Based on 49 CFR 24.102(c)(2) and CRS 24-56-117(b), an appraisal of a proposed acquisition parcel may be waived if a qualified local agency right-of-way employee, or an acquisition or appraisal consultant under contract to the local agency, determines that an appraisal is unnecessary because the valuation problem is uncomplicated and the anticipated value of the proposed acquisition is estimated at $10,000 or less, based on a review of available data.

This waiver valuation threshold may rise to $25,000, including site improvements and minor damages and/or cost-to-cure considerations, at the discretion of the CDOT region ROW manager.
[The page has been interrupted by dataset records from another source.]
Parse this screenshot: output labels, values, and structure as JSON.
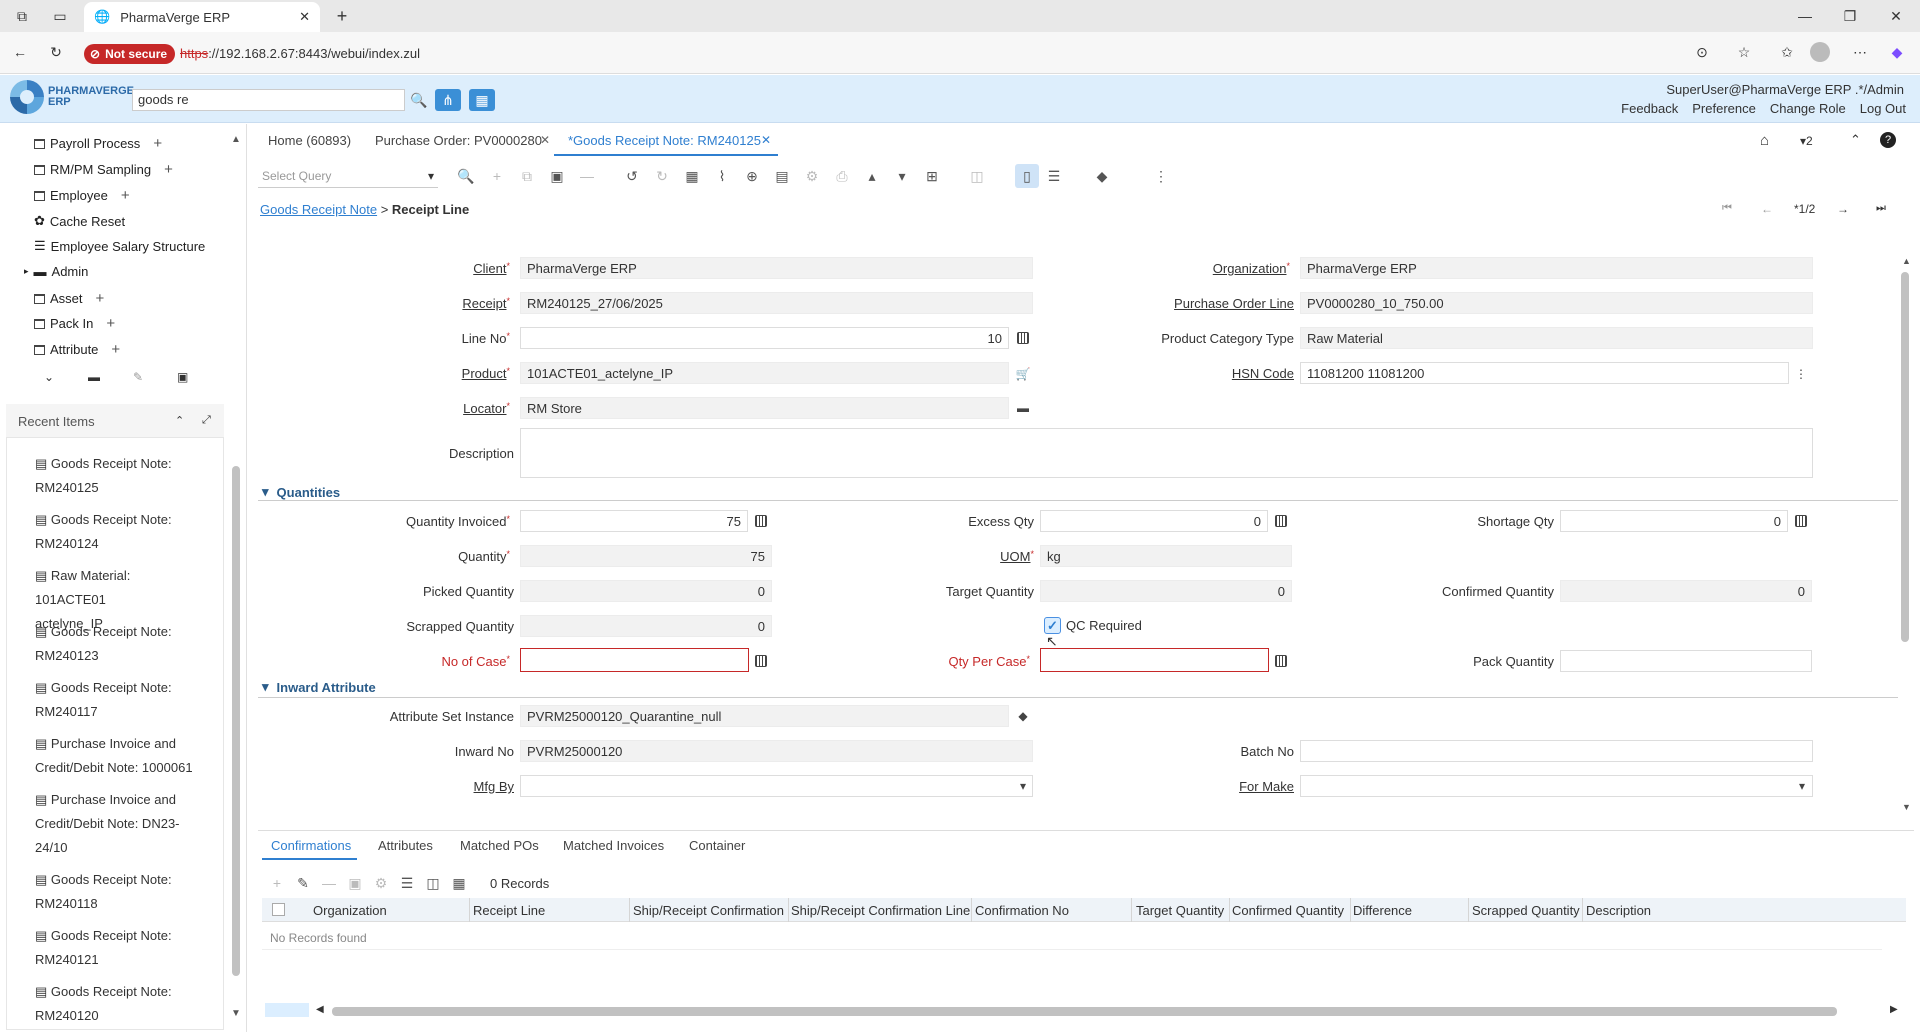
{
  "browser": {
    "tab_title": "PharmaVerge ERP",
    "not_secure": "Not secure",
    "url_scheme": "https",
    "url_rest": "://192.168.2.67:8443/webui/index.zul"
  },
  "header": {
    "logo_line1": "PHARMAVERGE",
    "logo_line2": "ERP",
    "search_value": "goods re",
    "user": "SuperUser@PharmaVerge ERP .*/Admin",
    "links": [
      "Feedback",
      "Preference",
      "Change Role",
      "Log Out"
    ]
  },
  "sidebar": {
    "items": [
      "Payroll Process",
      "RM/PM Sampling",
      "Employee",
      "Cache Reset",
      "Employee Salary Structure",
      "Admin",
      "Asset",
      "Pack In",
      "Attribute"
    ],
    "recent_title": "Recent Items",
    "recent": [
      {
        "line1": "Goods Receipt Note:",
        "line2": "RM240125"
      },
      {
        "line1": "Goods Receipt Note:",
        "line2": "RM240124"
      },
      {
        "line1": "Raw Material: 101ACTE01",
        "line2": "actelyne_IP"
      },
      {
        "line1": "Goods Receipt Note:",
        "line2": "RM240123"
      },
      {
        "line1": "Goods Receipt Note:",
        "line2": "RM240117"
      },
      {
        "line1": "Purchase Invoice and",
        "line2": "Credit/Debit Note: 1000061"
      },
      {
        "line1": "Purchase Invoice and",
        "line2": "Credit/Debit Note: DN23-",
        "line3": "24/10"
      },
      {
        "line1": "Goods Receipt Note:",
        "line2": "RM240118"
      },
      {
        "line1": "Goods Receipt Note:",
        "line2": "RM240121"
      },
      {
        "line1": "Goods Receipt Note:",
        "line2": "RM240120"
      }
    ]
  },
  "window_tabs": [
    "Home (60893)",
    "Purchase Order: PV0000280",
    "*Goods Receipt Note: RM240125"
  ],
  "toolbar": {
    "query_placeholder": "Select Query",
    "nav_count": "2",
    "record_pos": "*1/2"
  },
  "breadcrumb": {
    "parent": "Goods Receipt Note",
    "sep": ">",
    "current": "Receipt Line"
  },
  "form": {
    "client_label": "Client",
    "client": "PharmaVerge ERP",
    "org_label": "Organization",
    "org": "PharmaVerge ERP",
    "receipt_label": "Receipt",
    "receipt": "RM240125_27/06/2025",
    "pol_label": "Purchase Order Line",
    "pol": "PV0000280_10_750.00",
    "lineno_label": "Line No",
    "lineno": "10",
    "pct_label": "Product Category Type",
    "pct": "Raw Material",
    "product_label": "Product",
    "product": "101ACTE01_actelyne_IP",
    "hsn_label": "HSN Code",
    "hsn": "11081200 11081200",
    "locator_label": "Locator",
    "locator": "RM Store",
    "desc_label": "Description",
    "desc": ""
  },
  "quantities": {
    "title": "Quantities",
    "qty_inv_label": "Quantity Invoiced",
    "qty_inv": "75",
    "excess_label": "Excess Qty",
    "excess": "0",
    "shortage_label": "Shortage Qty",
    "shortage": "0",
    "qty_label": "Quantity",
    "qty": "75",
    "uom_label": "UOM",
    "uom": "kg",
    "picked_label": "Picked Quantity",
    "picked": "0",
    "target_label": "Target Quantity",
    "target": "0",
    "confirmed_label": "Confirmed Quantity",
    "confirmed": "0",
    "scrapped_label": "Scrapped Quantity",
    "scrapped": "0",
    "qc_label": "QC Required",
    "qc_checked": true,
    "case_label": "No of Case",
    "case": "",
    "qpc_label": "Qty Per Case",
    "qpc": "",
    "pack_label": "Pack Quantity",
    "pack": ""
  },
  "inward": {
    "title": "Inward Attribute",
    "asi_label": "Attribute Set Instance",
    "asi": "PVRM25000120_Quarantine_null",
    "inward_label": "Inward No",
    "inward": "PVRM25000120",
    "batch_label": "Batch No",
    "batch": "",
    "mfgby_label": "Mfg By",
    "mfgby": "",
    "formake_label": "For Make",
    "formake": ""
  },
  "detail": {
    "tabs": [
      "Confirmations",
      "Attributes",
      "Matched POs",
      "Matched Invoices",
      "Container"
    ],
    "records": "0 Records",
    "columns": [
      "Organization",
      "Receipt Line",
      "Ship/Receipt Confirmation",
      "Ship/Receipt Confirmation Line",
      "Confirmation No",
      "Target Quantity",
      "Confirmed Quantity",
      "Difference",
      "Scrapped Quantity",
      "Description"
    ],
    "empty": "No Records found"
  }
}
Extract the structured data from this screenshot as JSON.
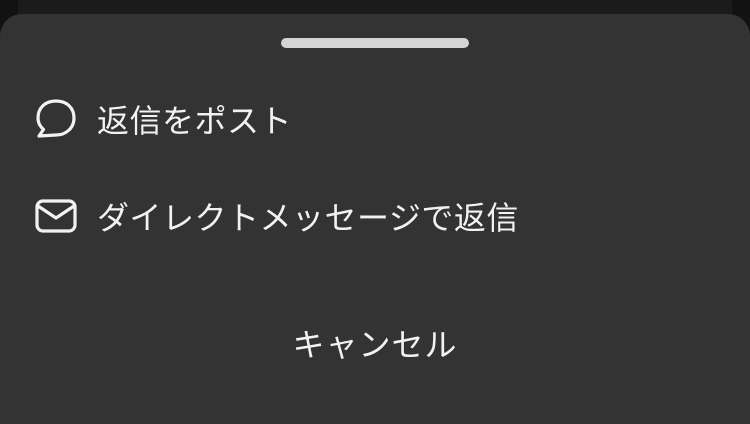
{
  "sheet": {
    "actions": [
      {
        "label": "返信をポスト",
        "icon": "speech-bubble-icon"
      },
      {
        "label": "ダイレクトメッセージで返信",
        "icon": "envelope-icon"
      }
    ],
    "cancel_label": "キャンセル"
  },
  "colors": {
    "sheet_background": "#333333",
    "backdrop": "#121212",
    "text": "#f2f2f2",
    "grabber": "#d4d4d4"
  }
}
However, Waiver Valuations at more than $10,000 up to $25,000 may only be performed upon written permission from the property owner to release the agency from the requirement to prepare an appraisal, otherwise an appraisal must be performed for valuations expected to exceed $10,000.

A waiver valuation is not represented as an appraisal. It is an opinion of value for real property where the value and compensation conclusion for the acquired property is $25,000 or less.

When CDOT concurs with the local agency that an appraisal is unnecessary, the local agency or fee agent (acquisition or appraisal consultant) will prepare a waiver valuation on CDOT Form 919 – Fair Market Value Waiver Valuation (contact the region ROW Manager to obtain this form). The person performing the waiver valuation must have sufficient understanding of the local real estate market to be qualified to make the waiver valuation. The same person who performed the waiver valuation may also negotiate for the acquisition of the parcel.

A qualified staff person for the local agency or a fee agent (acquisition or appraisal consultant) must review the waiver valuation estimate.

If the value finding is acceptable, the review person will sign the waiver valuation form as approved.